In the good old days, when Tun Dr Mahathir Mohamad was Prime Minister, there was no room for sloppy reporting. Not because editors back then were better or were more afraid of the PM but because they would be kept in the loop by the authorities all the time. During the double crises of 98 (Anwar Ibrahim's sacking and the Asian financial crisis), for example, Dr M personally conducted briefings for editors thorughout the crises in order to ensure that everyone was on the same page as he.
Today, it would seem, the Press are left to their own devices. Well, most of them, that is. And that is not always good.
The 1MDB's statement on The Star:
Poor Reporting by The Star
1MDB notes with concern a number of articles relating to 1MDB published in The Star newspaper today. In particular, The Star has made a number of assertions based on the opinions of an unnamed "investigator", with reference to certain transactions undertaken by 1MDB.
1MDB is concerned that a regulated and licensed newspaper such as The Star is presenting such unsubstantiated opinions as fact in its reporting. Further, it is a well known fact that a number of lawful authorities are conducting investigations on 1MDB and no final determination has yet to be made.
For example, The Star states that “Even assets that are being held for sale cannot be easily liquidated”. This is clearly wrong as the notes to the 30.03.2014 financial statements of 1MDB, as audited without qualification by Deloitte, describes how USD1.22 billion (approx. RM 4.6 billion) of these assets had in fact been liquidated and cash proceeds utilised.
The Star further states that "there was no document related to the existence of assets and valuation of PetroSaudi Holdings (Cayman)". This is blatantly incorrect. There was a valuation report prepared when the investment was made and 1MDB has in fact submitted the same report to the lawful authorities for their review.
Such sloppy reporting by The Star, a regulated and licensed newspaper, is disappointing.
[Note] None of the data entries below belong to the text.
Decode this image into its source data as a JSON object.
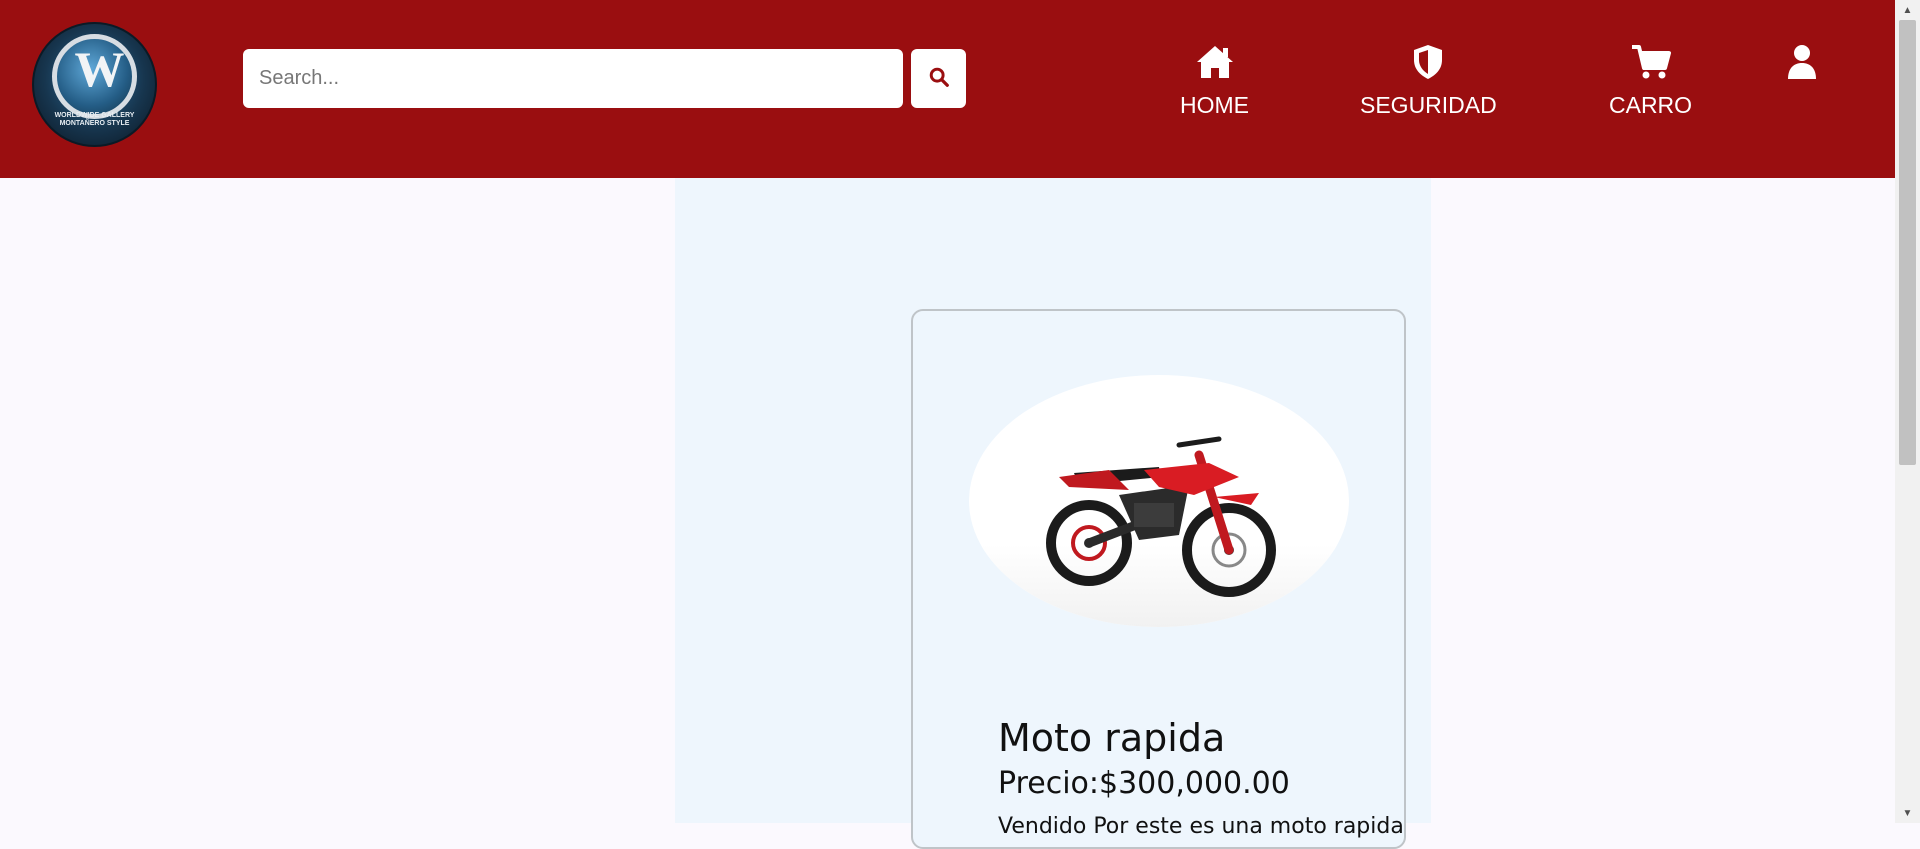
{
  "header": {
    "logo_text": "WORLDWIDE GALLERY MONTAÑERO STYLE",
    "logo_letter": "W",
    "background_color": "#9a0e10"
  },
  "search": {
    "placeholder": "Search...",
    "value": "",
    "button_icon": "search-icon"
  },
  "nav": {
    "items": [
      {
        "label": "HOME",
        "icon": "home-icon"
      },
      {
        "label": "SEGURIDAD",
        "icon": "shield-icon"
      },
      {
        "label": "CARRO",
        "icon": "cart-icon"
      },
      {
        "label": "",
        "icon": "user-icon"
      }
    ]
  },
  "product": {
    "title": "Moto rapida",
    "price": "Precio:$300,000.00",
    "description": "Vendido Por este es una moto rapida",
    "image": "motorcycle-image"
  },
  "colors": {
    "accent": "#9a0e10",
    "page_bg": "#fbf9fe",
    "content_bg": "#eef6fd"
  }
}
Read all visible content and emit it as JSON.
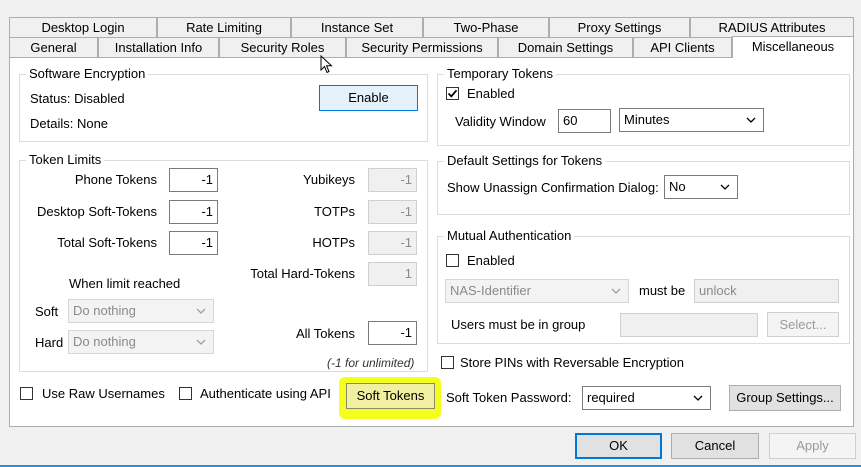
{
  "tabs_row1": [
    "Desktop Login",
    "Rate Limiting",
    "Instance Set",
    "Two-Phase",
    "Proxy Settings",
    "RADIUS Attributes"
  ],
  "tabs_row2": [
    "General",
    "Installation Info",
    "Security Roles",
    "Security Permissions",
    "Domain Settings",
    "API Clients",
    "Miscellaneous"
  ],
  "software_encryption": {
    "title": "Software Encryption",
    "status": "Status: Disabled",
    "details": "Details: None",
    "enable_button": "Enable"
  },
  "token_limits": {
    "title": "Token Limits",
    "phone_label": "Phone Tokens",
    "phone_value": "-1",
    "desktop_label": "Desktop Soft-Tokens",
    "desktop_value": "-1",
    "total_soft_label": "Total Soft-Tokens",
    "total_soft_value": "-1",
    "yubikeys_label": "Yubikeys",
    "yubikeys_value": "-1",
    "totps_label": "TOTPs",
    "totps_value": "-1",
    "hotps_label": "HOTPs",
    "hotps_value": "-1",
    "total_hard_label": "Total Hard-Tokens",
    "total_hard_value": "1",
    "when_limit": "When limit reached",
    "soft_label": "Soft",
    "soft_action": "Do nothing",
    "hard_label": "Hard",
    "hard_action": "Do nothing",
    "all_label": "All Tokens",
    "all_value": "-1",
    "unlimited_note": "(-1 for unlimited)"
  },
  "temporary_tokens": {
    "title": "Temporary Tokens",
    "enabled_label": "Enabled",
    "validity_label": "Validity Window",
    "validity_value": "60",
    "unit": "Minutes"
  },
  "default_settings": {
    "title": "Default Settings for Tokens",
    "unassign_label": "Show Unassign Confirmation Dialog:",
    "unassign_value": "No"
  },
  "mutual_auth": {
    "title": "Mutual Authentication",
    "enabled_label": "Enabled",
    "attribute": "NAS-Identifier",
    "must_be_label": "must be",
    "must_be_value": "unlock",
    "group_label": "Users must be in group",
    "group_value": "",
    "select_button": "Select..."
  },
  "store_pins_label": "Store PINs with Reversable Encryption",
  "use_raw_label": "Use Raw Usernames",
  "authenticate_api_label": "Authenticate using API",
  "soft_tokens_button": "Soft Tokens",
  "soft_token_password_label": "Soft Token Password:",
  "soft_token_password_value": "required",
  "group_settings_button": "Group Settings...",
  "ok_button": "OK",
  "cancel_button": "Cancel",
  "apply_button": "Apply",
  "colors": {
    "highlight": "#f5ff1f",
    "accent": "#0078d7",
    "check": "#000000"
  }
}
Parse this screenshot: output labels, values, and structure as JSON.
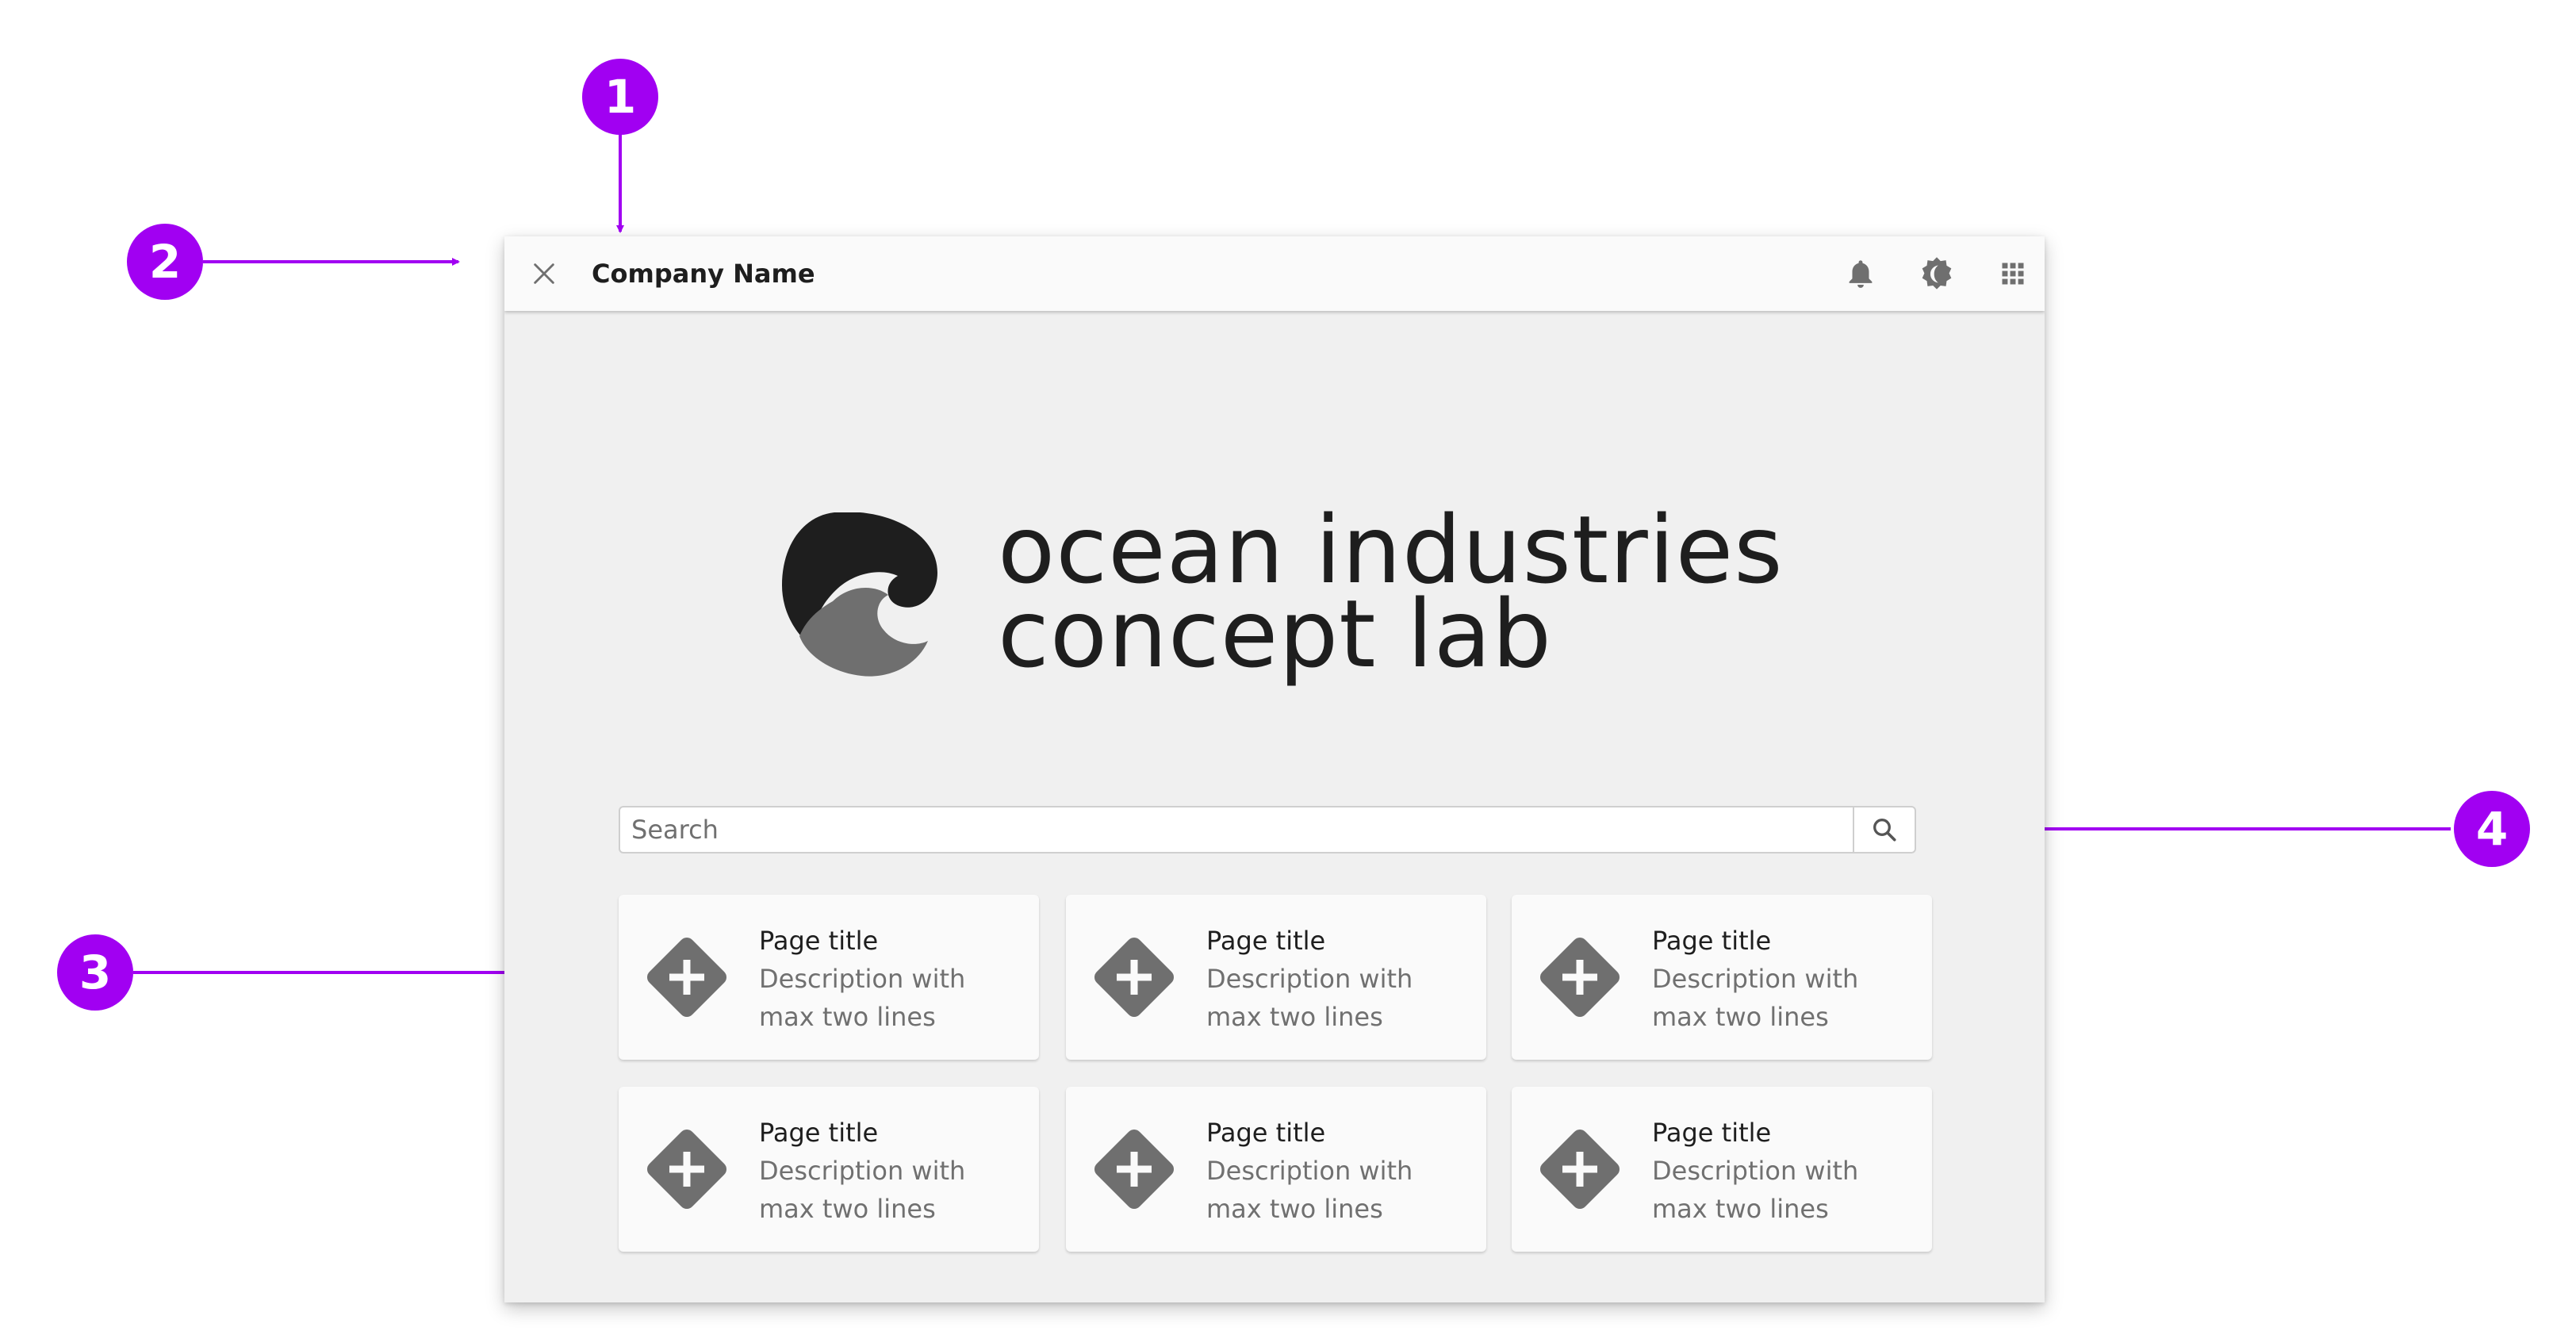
{
  "annotations": [
    {
      "number": "1"
    },
    {
      "number": "2"
    },
    {
      "number": "3"
    },
    {
      "number": "4"
    }
  ],
  "colors": {
    "annotation": "#a100f2",
    "icon": "#6f6f6f",
    "logo_dark": "#1e1e1e",
    "logo_mid": "#6f6f6f"
  },
  "topbar": {
    "company_name": "Company Name",
    "icons": [
      "close-icon",
      "bell-icon",
      "theme-toggle-icon",
      "apps-grid-icon"
    ]
  },
  "logo": {
    "line1": "ocean industries",
    "line2": "concept lab"
  },
  "search": {
    "placeholder": "Search"
  },
  "cards": [
    {
      "title": "Page title",
      "description": "Description with max two lines"
    },
    {
      "title": "Page title",
      "description": "Description with max two lines"
    },
    {
      "title": "Page title",
      "description": "Description with max two lines"
    },
    {
      "title": "Page title",
      "description": "Description with max two lines"
    },
    {
      "title": "Page title",
      "description": "Description with max two lines"
    },
    {
      "title": "Page title",
      "description": "Description with max two lines"
    }
  ]
}
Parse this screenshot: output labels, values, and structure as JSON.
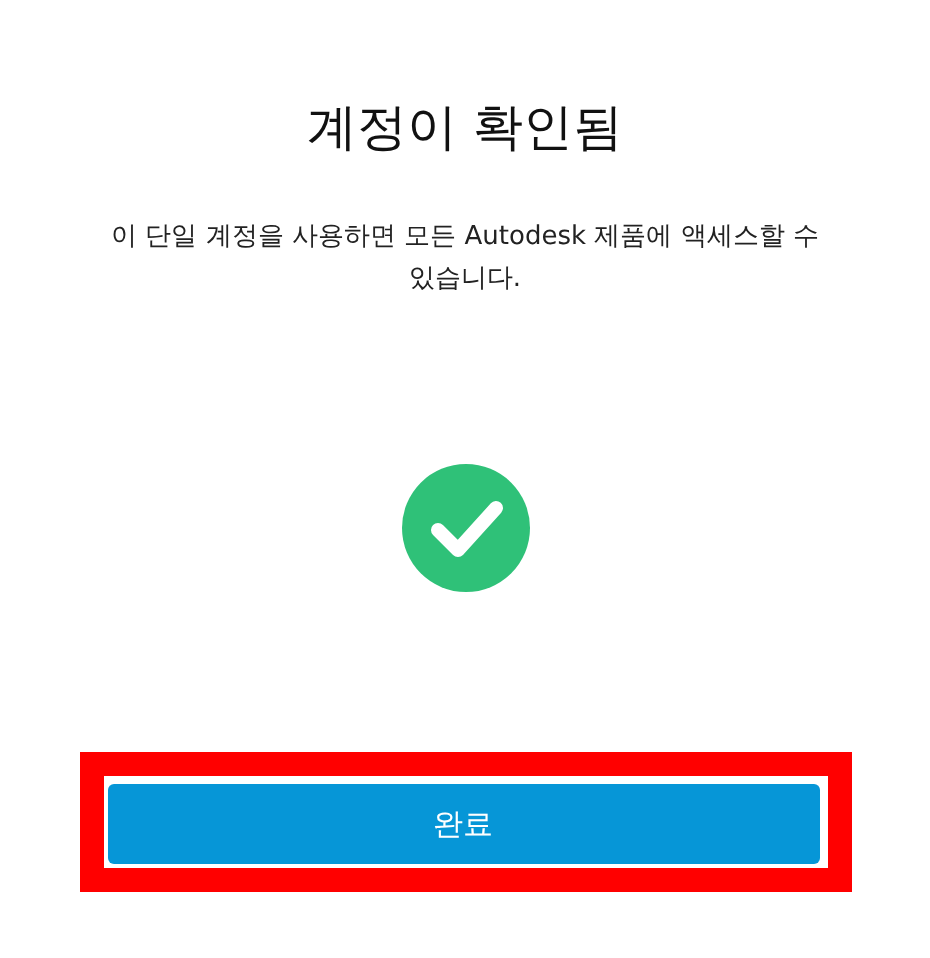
{
  "title": "계정이 확인됨",
  "message": "이 단일 계정을 사용하면 모든 Autodesk 제품에 액세스할 수 있습니다.",
  "status": {
    "kind": "success",
    "color": "#2fc178"
  },
  "button": {
    "label": "완료",
    "highlighted": true
  }
}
In fact, in relation to the interim report on 1MDB presented on 9 July to the Public Accounts committee (PAC) by the National Audit Department, the PAC Chairman has clearly stated that "there is nothing suspicious in the interim report". It is, therefore, clear there is no truth to allegations that "RM 42 billion" or "RM 16 billion" is missing, an allegation that has been repeated by various parties.
A number of lawful authorities are currently conducting investigations into 1MDB. 1MDB is fully cooperating with these investigations. We trust that appropriate measures will be taken by the lawful authorities to ensure the integrity of such investigations.